CHICAGO: DuPage recorder candidate Moon Khan is suing county election officials to find out once and for all if his write-in campaign generated enough votes to secure the Democratic Party’s nomination.
In a lawsuit filed against the DuPage County Board of Election Commissioners, Khan is asking a judge to order a recount of the write-in votes cast in the March 15 Democratic primary.
“We have an indication that the certified election results don’t match the votes that were cast in certain precincts,” said Keri-Lyn J. Krafthefer, Khan’s attorney.
Khan pursued a write-in campaign seeking to become the Democratic nominee to face Republican Recorder Fred Bucholz in the November general election.
While no other Democrat sought the nomination, official results from the election commission indicate Khan failed to get the 844 write-in votes needed to become the nominee.
The Lombard resident ended up with just 699 votes, according to the results, even though more than 4,000 Democrats voted for the recorder’s position.

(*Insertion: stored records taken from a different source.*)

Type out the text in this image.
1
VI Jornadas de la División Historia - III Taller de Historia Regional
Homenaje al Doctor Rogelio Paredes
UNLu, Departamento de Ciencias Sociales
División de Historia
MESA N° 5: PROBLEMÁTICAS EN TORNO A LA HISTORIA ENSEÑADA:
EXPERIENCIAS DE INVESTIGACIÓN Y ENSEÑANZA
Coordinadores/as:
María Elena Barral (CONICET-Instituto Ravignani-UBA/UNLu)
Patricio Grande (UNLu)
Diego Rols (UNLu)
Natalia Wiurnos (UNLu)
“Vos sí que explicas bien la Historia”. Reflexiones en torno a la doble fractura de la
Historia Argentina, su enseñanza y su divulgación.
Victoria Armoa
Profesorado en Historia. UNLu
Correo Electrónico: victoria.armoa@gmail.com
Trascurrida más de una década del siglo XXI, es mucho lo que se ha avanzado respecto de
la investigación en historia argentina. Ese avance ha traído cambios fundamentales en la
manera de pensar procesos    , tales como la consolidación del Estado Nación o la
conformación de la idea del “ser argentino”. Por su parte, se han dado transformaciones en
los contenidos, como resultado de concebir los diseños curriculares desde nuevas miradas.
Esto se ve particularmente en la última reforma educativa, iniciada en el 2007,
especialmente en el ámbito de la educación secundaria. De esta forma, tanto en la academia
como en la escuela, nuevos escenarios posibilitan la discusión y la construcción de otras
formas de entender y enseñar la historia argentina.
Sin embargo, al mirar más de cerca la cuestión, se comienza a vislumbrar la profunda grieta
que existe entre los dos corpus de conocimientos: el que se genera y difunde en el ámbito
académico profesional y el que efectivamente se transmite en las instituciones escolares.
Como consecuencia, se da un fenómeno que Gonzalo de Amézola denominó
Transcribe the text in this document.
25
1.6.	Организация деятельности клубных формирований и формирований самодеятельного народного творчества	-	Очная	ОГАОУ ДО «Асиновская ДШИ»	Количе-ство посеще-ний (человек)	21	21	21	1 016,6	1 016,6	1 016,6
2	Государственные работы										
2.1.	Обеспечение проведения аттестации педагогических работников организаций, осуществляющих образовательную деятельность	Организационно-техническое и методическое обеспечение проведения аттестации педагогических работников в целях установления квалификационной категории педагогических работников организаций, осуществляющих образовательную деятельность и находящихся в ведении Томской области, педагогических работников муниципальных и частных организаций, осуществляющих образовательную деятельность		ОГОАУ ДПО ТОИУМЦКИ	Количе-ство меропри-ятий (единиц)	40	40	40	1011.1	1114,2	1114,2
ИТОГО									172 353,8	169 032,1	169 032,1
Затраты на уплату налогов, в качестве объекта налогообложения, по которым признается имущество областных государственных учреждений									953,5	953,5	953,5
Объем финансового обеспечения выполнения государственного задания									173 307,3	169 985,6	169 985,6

Since the election, Khan and his attorney say they’ve found numerous precincts where people insist they voted for Khan even though the results don’t reflect it.
In fact, Khan got credit for only one vote in his own precinct, even though his wife, son and neighbor voted for him. Khan also voted for himself.

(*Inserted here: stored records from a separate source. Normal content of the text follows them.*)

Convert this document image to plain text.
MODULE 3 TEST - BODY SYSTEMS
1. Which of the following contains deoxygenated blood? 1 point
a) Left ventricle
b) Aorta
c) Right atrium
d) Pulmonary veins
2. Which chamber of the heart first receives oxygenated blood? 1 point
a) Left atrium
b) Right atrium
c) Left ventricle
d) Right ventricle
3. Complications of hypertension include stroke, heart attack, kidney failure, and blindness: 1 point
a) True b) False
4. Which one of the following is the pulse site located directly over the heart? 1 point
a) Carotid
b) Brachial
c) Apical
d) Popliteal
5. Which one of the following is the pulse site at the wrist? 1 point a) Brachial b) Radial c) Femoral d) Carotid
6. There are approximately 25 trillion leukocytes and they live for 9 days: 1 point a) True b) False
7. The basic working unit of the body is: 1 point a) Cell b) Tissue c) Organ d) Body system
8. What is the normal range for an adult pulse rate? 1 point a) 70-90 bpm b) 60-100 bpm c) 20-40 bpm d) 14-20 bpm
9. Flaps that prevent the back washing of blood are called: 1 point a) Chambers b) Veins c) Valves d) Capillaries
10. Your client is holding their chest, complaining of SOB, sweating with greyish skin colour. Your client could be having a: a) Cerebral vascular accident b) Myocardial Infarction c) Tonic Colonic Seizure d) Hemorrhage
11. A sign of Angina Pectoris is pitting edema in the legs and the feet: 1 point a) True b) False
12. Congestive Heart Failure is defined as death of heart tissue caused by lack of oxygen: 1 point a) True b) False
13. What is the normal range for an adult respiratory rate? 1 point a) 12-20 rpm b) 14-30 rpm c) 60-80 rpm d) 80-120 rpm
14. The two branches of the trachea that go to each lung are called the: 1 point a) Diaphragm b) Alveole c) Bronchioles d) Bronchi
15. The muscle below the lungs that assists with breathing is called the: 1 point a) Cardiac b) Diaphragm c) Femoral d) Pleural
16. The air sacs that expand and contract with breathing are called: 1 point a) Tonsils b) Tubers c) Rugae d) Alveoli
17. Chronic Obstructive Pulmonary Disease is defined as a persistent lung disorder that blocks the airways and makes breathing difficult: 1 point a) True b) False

Krafthefer said the situation is similar to what happened in Wayne Township, where three Republican precinct committeeman candidates picked up dozens of additional write-in votes during a court-ordered recount. As a result, two of those candidates were elected.
“We just think there’s kind of an odd situation that happens with election judges not counting the write-in ballots on Election Night,” Krafthefer said.

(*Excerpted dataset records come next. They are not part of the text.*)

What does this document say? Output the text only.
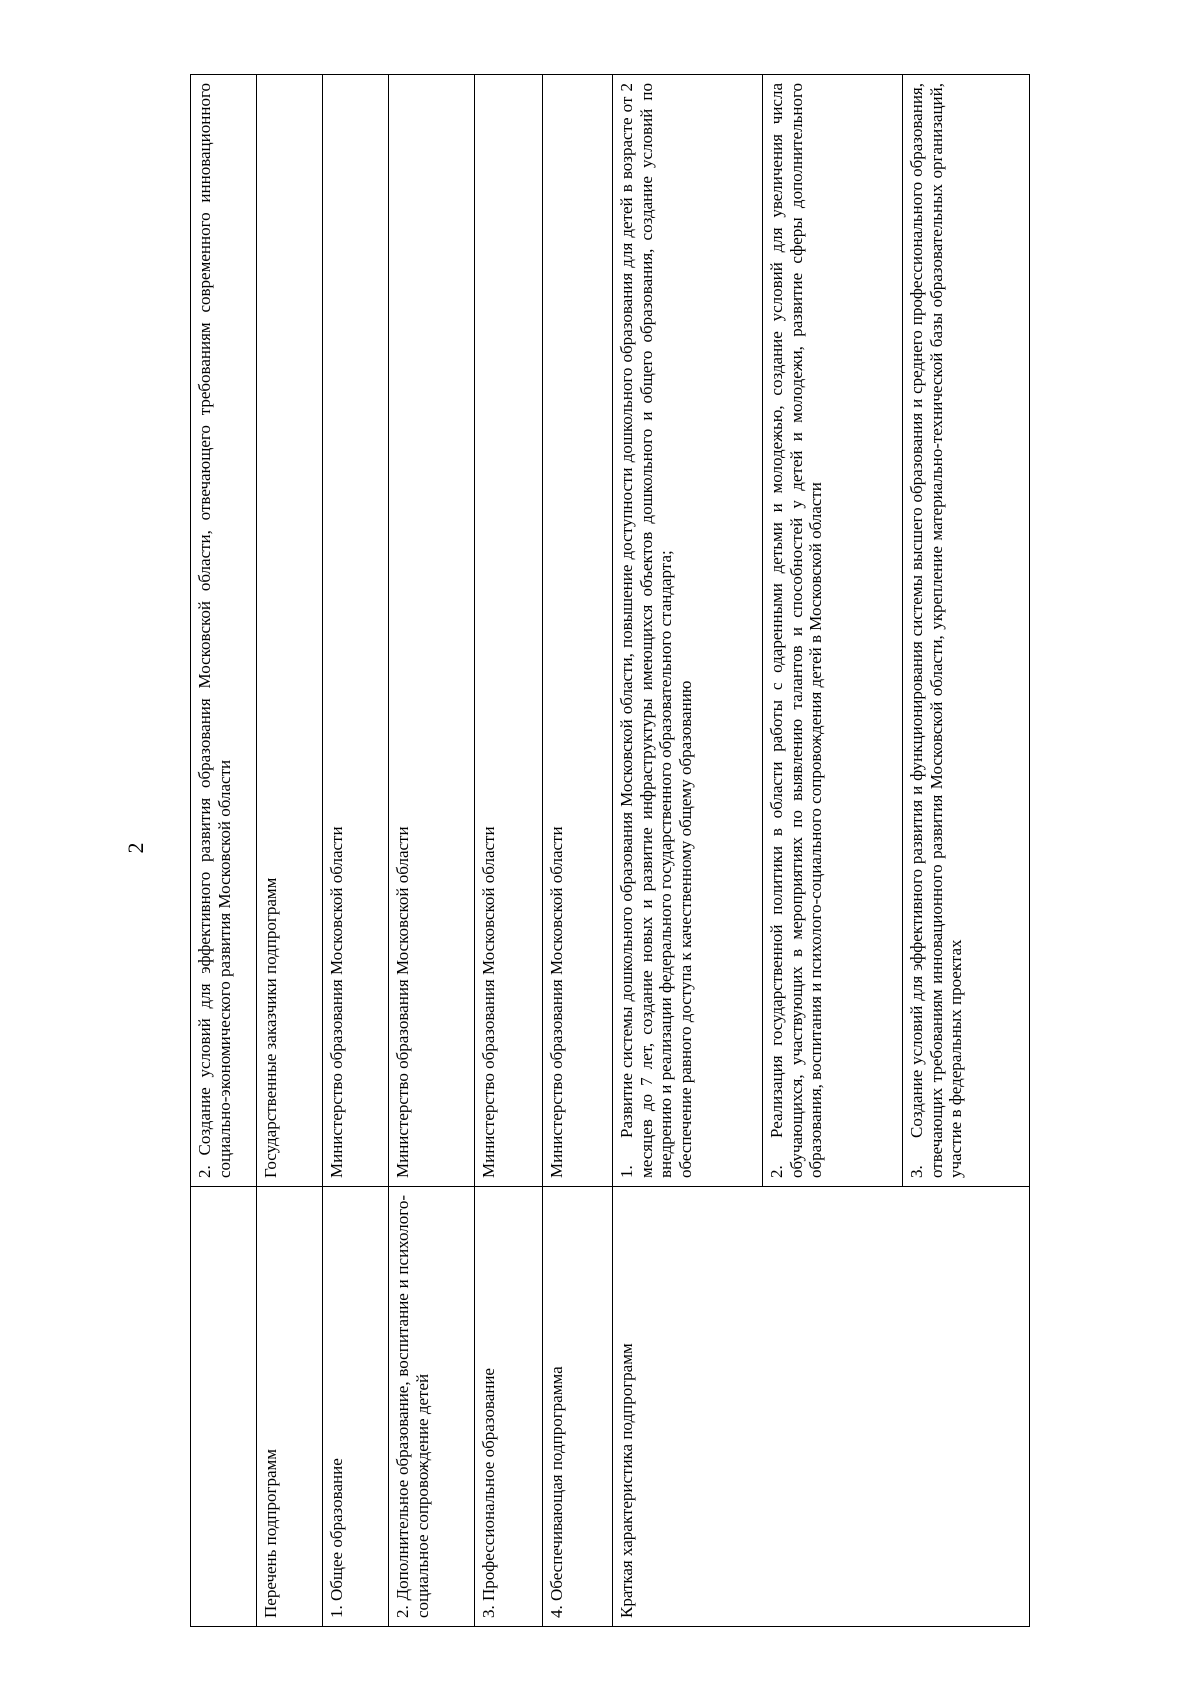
2

	2. Создание условий для эффективного развития образования Московской области, отвечающего требованиям современного инновационного социально-экономического развития Московской области

Перечень подпрограмм	Государственные заказчики подпрограмм
1. Общее образование	Министерство образования Московской области
2. Дополнительное образование, воспитание и психолого-социальное сопровождение детей	Министерство образования Московской области
3. Профессиональное образование	Министерство образования Московской области
4. Обеспечивающая подпрограмма	Министерство образования Московской области
Краткая характеристика подпрограмм	1.Развитие системы дошкольного образования Московской области, повышение доступности дошкольного образования для детей в возрасте от 2 месяцев до 7 лет, создание новых и развитие инфраструктуры имеющихся объектов дошкольного и общего образования, создание условий по внедрению и реализации федерального государственного образовательного стандарта; обеспечение равного доступа к качественному общему образованию

	2.Реализация государственной политики в области работы с одаренными детьми и молодежью, создание условий для увеличения числа обучающихся, участвующих в мероприятиях по выявлению талантов и способностей у детей и молодежи, развитие сферы дополнительного образования, воспитания и психолого-социального сопровождения детей в Московской области

	3.Создание условий для эффективного развития и функционирования системы высшего образования и среднего профессионального образования, отвечающих требованиям инновационного развития Московской области, укрепление материально-технической базы образовательных организаций, участие в федеральных проектах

Commission attorney Pat Bond said the agency has a “high level of confidence” in its process that has bipartisan election judges count write-in votes.
Still, Bond said the commission is willing to cooperate with Khan and his attorney to see if a partial or full recount is necessary.
“Our whole objective is to make sure the votes cast are counted so that no voter is disenfranchised and no candidate is affected,” Bond said.
Khan is trying to get the 145 additional votes needed to secure the nomination. So officials might need to recount only paper ballots and not review votes made on the county’s electronic voting machines.
“We’re trying to make it as easy and inexpensive as possible for everyone involved,” Krafthefer said. “If we can get the same results without a full-scale recount, then we’re happy to do that.”